The SchemaScraper class is the main interface to the API.

It has one required parameter:

  • schema - A dictionary describing the shape of the data you wish to extract.

And the following optional parameters:

  • models - list[str] - A list of models to use, in order of preference. Defaults to ["gpt-3.5-turbo", "gpt-4"]. (See supported models for details.
  • model_params - dict - A dictionary of parameters to pass to the underlying GPT model. (See OpenAI docs for details.)
  • max_cost - float (dollars) - The maximum total cost of calls made using this scraper. This is set to 1 ($1.00) by default to avoid large unexpected charges.
  • extra_instructions - list[str] - Additional instructions to pass to the GPT model as a system prompt.
  • extra_preprocessors - list - A list of preprocessors to run on the HTML before sending it to the API. This is in addition to the default preprocessors.
  • postprocessors - list - A list of postprocessors to run on the results before returning them. If provided, this will override the default postprocessors.
  • auto_split_length - int - If set, the scraper will split the page into multiple calls, each of this length. See auto-splitting for details.

scrape

The scrape method of a SchemaScraper is used to scrape a page.
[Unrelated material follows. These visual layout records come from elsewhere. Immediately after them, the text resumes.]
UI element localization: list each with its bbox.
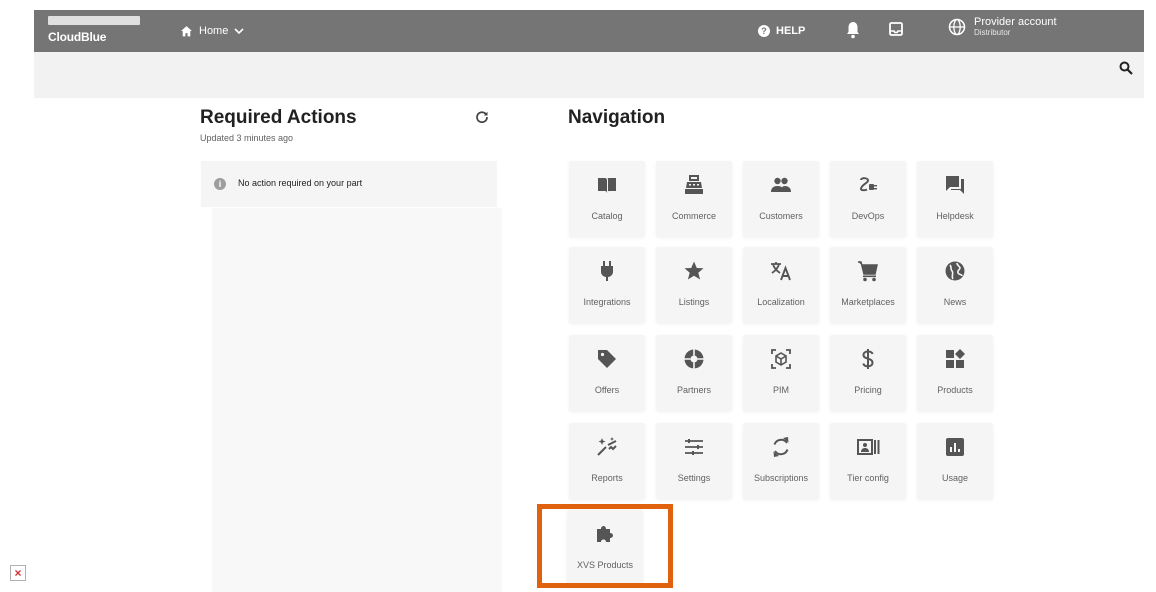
nav-tile-label: Subscriptions bbox=[753, 473, 809, 483]
nav-tile-reports[interactable]: Reports bbox=[569, 423, 645, 499]
book-icon bbox=[598, 178, 616, 193]
top-app-bar: CloudBlue Home ? HELP Provider account D… bbox=[34, 10, 1144, 52]
home-label: Home bbox=[199, 25, 229, 37]
nav-tile-label: Settings bbox=[677, 473, 711, 483]
nav-tile-partners[interactable]: Partners bbox=[656, 335, 732, 411]
account-name: Provider account bbox=[974, 16, 1057, 28]
products-icon bbox=[946, 349, 965, 368]
translate-icon bbox=[771, 262, 791, 281]
plug-icon bbox=[601, 261, 613, 281]
usage-chart-icon bbox=[946, 438, 964, 456]
cart-icon bbox=[858, 261, 878, 282]
nav-tile-label: Pricing bbox=[854, 385, 882, 395]
nav-tile-label: Integrations bbox=[583, 297, 631, 307]
nav-tile-listings[interactable]: Listings bbox=[656, 247, 732, 323]
dollar-icon bbox=[862, 349, 874, 369]
nav-tile-subscriptions[interactable]: Subscriptions bbox=[743, 423, 819, 499]
no-action-alert: i No action required on your part bbox=[201, 161, 497, 207]
nav-tile-label: Localization bbox=[757, 297, 805, 307]
people-icon bbox=[771, 177, 791, 192]
nav-tile-settings[interactable]: Settings bbox=[656, 423, 732, 499]
nav-tile-customers[interactable]: Customers bbox=[743, 161, 819, 237]
sub-header-bar bbox=[34, 52, 1144, 98]
sparkle-icon bbox=[597, 437, 617, 456]
search-icon[interactable] bbox=[1119, 61, 1133, 75]
nav-tile-products[interactable]: Products bbox=[917, 335, 993, 411]
nav-tile-news[interactable]: News bbox=[917, 247, 993, 323]
nav-tile-label: DevOps bbox=[851, 211, 885, 221]
pim-icon bbox=[771, 349, 791, 369]
account-switcher[interactable]: Provider account Distributor bbox=[948, 16, 1057, 38]
nav-tile-label: Tier config bbox=[847, 473, 889, 483]
inbox-icon[interactable] bbox=[888, 21, 904, 37]
cash-register-icon bbox=[685, 175, 703, 194]
nav-tile-pim[interactable]: PIM bbox=[743, 335, 819, 411]
info-icon: i bbox=[214, 178, 226, 190]
nav-tile-label: Listings bbox=[678, 297, 710, 307]
home-menu-button[interactable]: Home bbox=[180, 10, 244, 52]
navigation-title: Navigation bbox=[568, 107, 666, 128]
logo-bar bbox=[48, 16, 140, 25]
partners-icon bbox=[684, 349, 704, 369]
nav-tile-label: Usage bbox=[941, 473, 968, 483]
globe-icon bbox=[948, 18, 966, 36]
nav-tile-catalog[interactable]: Catalog bbox=[569, 161, 645, 237]
nav-tile-helpdesk[interactable]: Helpdesk bbox=[917, 161, 993, 237]
nav-tile-usage[interactable]: Usage bbox=[917, 423, 993, 499]
refresh-icon[interactable] bbox=[475, 110, 489, 124]
sliders-icon bbox=[685, 439, 703, 455]
chevron-down-icon bbox=[234, 28, 244, 35]
nav-tile-commerce[interactable]: Commerce bbox=[656, 161, 732, 237]
broken-image-icon: × bbox=[10, 565, 26, 581]
nav-tile-label: News bbox=[943, 297, 967, 307]
nav-tile-marketplaces[interactable]: Marketplaces bbox=[830, 247, 906, 323]
home-icon bbox=[181, 26, 192, 37]
bell-icon[interactable] bbox=[846, 21, 860, 39]
help-icon: ? bbox=[758, 25, 770, 37]
nav-tile-label: Marketplaces bbox=[841, 297, 895, 307]
nav-tile-label: Catalog bbox=[591, 211, 623, 221]
tag-icon bbox=[598, 350, 616, 368]
nav-tile-localization[interactable]: Localization bbox=[743, 247, 819, 323]
nav-tile-integrations[interactable]: Integrations bbox=[569, 247, 645, 323]
nav-tile-label: Helpdesk bbox=[936, 211, 974, 221]
panel-body bbox=[212, 208, 502, 592]
nav-tile-label: Reports bbox=[591, 473, 623, 483]
nav-tile-label: Partners bbox=[676, 385, 711, 395]
svg-text:?: ? bbox=[761, 26, 767, 36]
help-label: HELP bbox=[776, 25, 806, 37]
nav-tile-pricing[interactable]: Pricing bbox=[830, 335, 906, 411]
required-actions-updated: Updated 3 minutes ago bbox=[200, 133, 294, 143]
nav-tile-devops[interactable]: DevOps bbox=[830, 161, 906, 237]
nav-tile-label: Products bbox=[937, 385, 973, 395]
logo-text: CloudBlue bbox=[48, 30, 107, 44]
nav-tile-tier-config[interactable]: Tier config bbox=[830, 423, 906, 499]
chat-icon bbox=[946, 176, 964, 194]
highlight-box bbox=[537, 504, 673, 588]
cloudblue-logo[interactable]: CloudBlue bbox=[48, 16, 140, 46]
nav-tile-label: Customers bbox=[759, 211, 803, 221]
star-icon bbox=[684, 261, 704, 280]
nav-tile-label: Offers bbox=[594, 385, 620, 395]
help-button[interactable]: ? HELP bbox=[758, 10, 805, 52]
devops-icon bbox=[859, 177, 877, 192]
required-actions-title: Required Actions bbox=[200, 107, 357, 128]
tier-config-icon bbox=[857, 439, 880, 455]
account-role: Distributor bbox=[974, 28, 1011, 37]
sync-icon bbox=[773, 437, 789, 457]
nav-tile-label: PIM bbox=[772, 385, 789, 395]
alert-text: No action required on your part bbox=[238, 178, 363, 188]
nav-tile-offers[interactable]: Offers bbox=[569, 335, 645, 411]
globe-icon bbox=[945, 261, 965, 281]
nav-tile-label: Commerce bbox=[671, 211, 716, 221]
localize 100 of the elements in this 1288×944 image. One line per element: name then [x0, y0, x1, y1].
scraper = SchemaScraper(schema)
scraper.scrape("https://example.com")
  • url_or_html - The first parameter should be a URL or HTML string to scrape.
  • extra_preprocessors - A list of preprocessors to run on the HTML before sending it to the API.

It is also possible to call the scraper directly, which is equivalent to calling scrape:

scraper = SchemaScraper(schema)
scraper("https://example.com")
# same as writing
scraper.scrape("https://example.com")

Exceptions

The following exceptions can be raised by the scraper:

(all are subclasses of ScrapeghostError)

MaxCostExceeded

The maximum cost of the scraper has been exceeded.
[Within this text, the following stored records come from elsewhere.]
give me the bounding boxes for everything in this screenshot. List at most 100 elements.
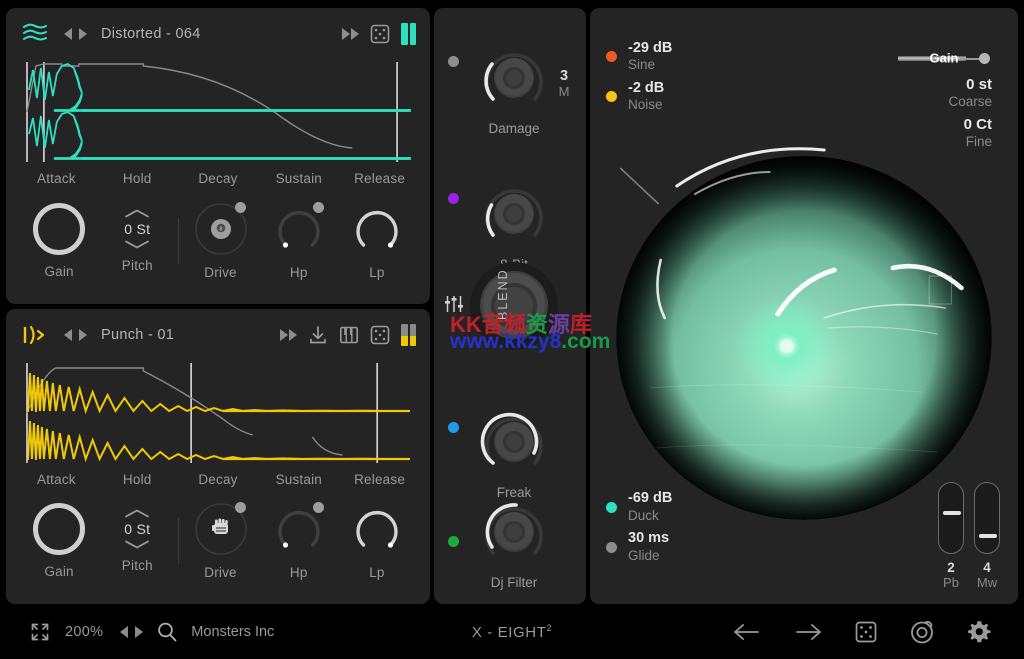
sine-dot[interactable] bbox=[606, 51, 617, 63]
lp-label: Lp bbox=[369, 565, 385, 581]
pitch-stepper[interactable]: 0 St bbox=[124, 209, 150, 249]
search-icon[interactable] bbox=[156, 621, 178, 643]
env-label-hold[interactable]: Hold bbox=[97, 472, 178, 487]
layer-1-envelope-display[interactable] bbox=[6, 60, 430, 164]
readout-glide[interactable]: 30 ms Glide bbox=[606, 530, 669, 564]
env-label-release[interactable]: Release bbox=[339, 171, 420, 186]
freak-knob[interactable] bbox=[478, 406, 550, 478]
svg-text:8: 8 bbox=[219, 226, 222, 232]
blend-knob[interactable] bbox=[466, 258, 562, 354]
download-icon[interactable] bbox=[308, 325, 328, 345]
next-preset-button[interactable] bbox=[79, 328, 87, 341]
pitch-stepper-cell-2: 0 St Pitch bbox=[98, 509, 176, 573]
keyboard-icon[interactable] bbox=[339, 325, 359, 345]
env-label-attack[interactable]: Attack bbox=[16, 171, 97, 186]
chevron-up-icon[interactable] bbox=[124, 509, 150, 518]
arrow-left-icon[interactable] bbox=[732, 620, 762, 644]
env-label-release[interactable]: Release bbox=[339, 472, 420, 487]
mixer-sliders-icon[interactable] bbox=[444, 294, 464, 314]
noise-value: -2 dB bbox=[628, 80, 665, 96]
next-preset-button[interactable] bbox=[79, 28, 87, 40]
fast-forward-icon[interactable] bbox=[280, 328, 297, 341]
lp-knob-cell-1: Lp bbox=[338, 202, 416, 280]
gain-knob[interactable] bbox=[33, 202, 86, 255]
hp-mod-dot[interactable] bbox=[312, 201, 324, 213]
djfilter-knob[interactable] bbox=[478, 496, 550, 568]
drive-label: Drive bbox=[204, 565, 237, 581]
next-icon[interactable] bbox=[135, 625, 144, 638]
djfilter-mod-dot[interactable] bbox=[448, 536, 459, 547]
eightbit-mod-dot[interactable] bbox=[448, 193, 459, 204]
visual-column: -29 dB Sine -2 dB Noise Gain 0 st Coarse… bbox=[590, 8, 1018, 604]
gear-icon[interactable] bbox=[966, 619, 992, 645]
layer-1-preset-name[interactable]: Distorted - 064 bbox=[101, 26, 201, 42]
dice-icon[interactable] bbox=[854, 620, 878, 644]
damage-knob-cell: Damage bbox=[478, 42, 550, 136]
pitch-stepper[interactable]: 0 St bbox=[124, 509, 150, 549]
duck-dot[interactable] bbox=[606, 501, 617, 513]
chevron-down-icon[interactable] bbox=[124, 240, 150, 249]
dice-icon[interactable] bbox=[370, 325, 390, 345]
coarse-tune[interactable]: 0 st Coarse bbox=[948, 76, 992, 110]
mw-slider[interactable] bbox=[974, 482, 1000, 554]
damage-label: Damage bbox=[488, 121, 540, 136]
zoom-level[interactable]: 200% bbox=[65, 624, 103, 640]
layer-2-envelope-display[interactable] bbox=[6, 361, 430, 465]
fast-forward-icon[interactable] bbox=[342, 28, 359, 40]
resize-icon[interactable] bbox=[28, 620, 52, 644]
damage-mod-dot[interactable] bbox=[448, 56, 459, 67]
env-label-attack[interactable]: Attack bbox=[16, 472, 97, 487]
gain-knob[interactable] bbox=[33, 503, 86, 556]
gain-slider-handle[interactable] bbox=[979, 53, 990, 64]
hp-label: Hp bbox=[289, 565, 308, 581]
env-label-decay[interactable]: Decay bbox=[178, 171, 259, 186]
readout-sine[interactable]: -29 dB Sine bbox=[606, 40, 672, 74]
browser-preset-name[interactable]: Monsters Inc bbox=[191, 624, 274, 640]
knob-divider bbox=[178, 518, 180, 565]
damage-value-number: 3 bbox=[559, 68, 569, 84]
eightbit-knob[interactable] bbox=[478, 178, 550, 250]
meter-icon[interactable] bbox=[401, 23, 416, 45]
layer-2-preset-name[interactable]: Punch - 01 bbox=[101, 327, 174, 343]
fine-tune[interactable]: 0 Ct Fine bbox=[964, 116, 992, 150]
freak-mod-dot[interactable] bbox=[448, 422, 459, 433]
hp-mod-dot[interactable] bbox=[312, 502, 324, 514]
pb-slider[interactable] bbox=[938, 482, 964, 554]
meter-icon[interactable] bbox=[401, 323, 416, 346]
arrow-right-icon[interactable] bbox=[793, 620, 823, 644]
chevron-up-icon[interactable] bbox=[124, 209, 150, 218]
lp-knob[interactable] bbox=[350, 502, 404, 556]
gain-slider[interactable]: Gain bbox=[898, 50, 990, 66]
wave-bracket-icon[interactable] bbox=[22, 324, 48, 346]
drive-mod-dot[interactable] bbox=[234, 502, 246, 514]
lp-knob[interactable] bbox=[350, 202, 404, 256]
layers-column: Distorted - 064 Attack Hold Decay Sustai… bbox=[6, 8, 430, 604]
target-icon[interactable] bbox=[909, 619, 935, 645]
blend-knob-cell bbox=[466, 258, 562, 354]
pitch-value[interactable]: 0 St bbox=[124, 521, 150, 537]
plugin-title-text: X - EIGHT bbox=[471, 623, 547, 641]
pitch-value[interactable]: 0 St bbox=[124, 221, 150, 237]
prev-preset-button[interactable] bbox=[64, 28, 72, 40]
glide-dot[interactable] bbox=[606, 541, 617, 553]
readout-duck[interactable]: -69 dB Duck bbox=[606, 490, 672, 524]
chevron-down-icon[interactable] bbox=[124, 540, 150, 549]
readout-noise[interactable]: -2 dB Noise bbox=[606, 80, 664, 114]
djfilter-label: Dj Filter bbox=[490, 575, 538, 590]
mw-slider-handle[interactable] bbox=[979, 534, 997, 538]
env-label-decay[interactable]: Decay bbox=[178, 472, 259, 487]
env-label-sustain[interactable]: Sustain bbox=[258, 472, 339, 487]
dice-icon[interactable] bbox=[370, 24, 390, 44]
layer-panel-1: Distorted - 064 Attack Hold Decay Sustai… bbox=[6, 8, 430, 304]
prev-preset-button[interactable] bbox=[64, 328, 72, 341]
pb-slider-handle[interactable] bbox=[943, 511, 961, 515]
waveform-lines-icon[interactable] bbox=[22, 23, 48, 45]
prev-icon[interactable] bbox=[120, 625, 129, 638]
pitch-label: Pitch bbox=[121, 558, 153, 574]
mw-value: 4 bbox=[983, 560, 991, 575]
env-label-sustain[interactable]: Sustain bbox=[258, 171, 339, 186]
drive-mod-dot[interactable] bbox=[234, 201, 246, 213]
damage-knob[interactable] bbox=[478, 42, 550, 114]
noise-dot[interactable] bbox=[606, 91, 617, 103]
env-label-hold[interactable]: Hold bbox=[97, 171, 178, 186]
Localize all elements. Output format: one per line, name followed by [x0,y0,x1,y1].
Raise the max_cost parameter to allow more calls to be made.

PreprocessorError

A preprocessor encountered an error (such as returning an empty list of nodes).

TooManyTokens

Raised when the number of tokens being sent exceeds the maximum allowed.

This indicates that the HTML is too large to be processed by the API.

Tip

Consider using the css or xpath selectors to reduce the number of tokens being sent, or use the auto_split_length parameter to split the request into multiple requests if necessary.

BadStop

Indicates that OpenAI ran out of space before the stop token was reached.

Tip

OpenAI considers both the input and the response tokens when determining if the token limit has been exceeded.

If you are using auto_split_length, consider decreasing the value to leave more space for responses.

InvalidJSON

Indicates that the JSON returned by the API is invalid.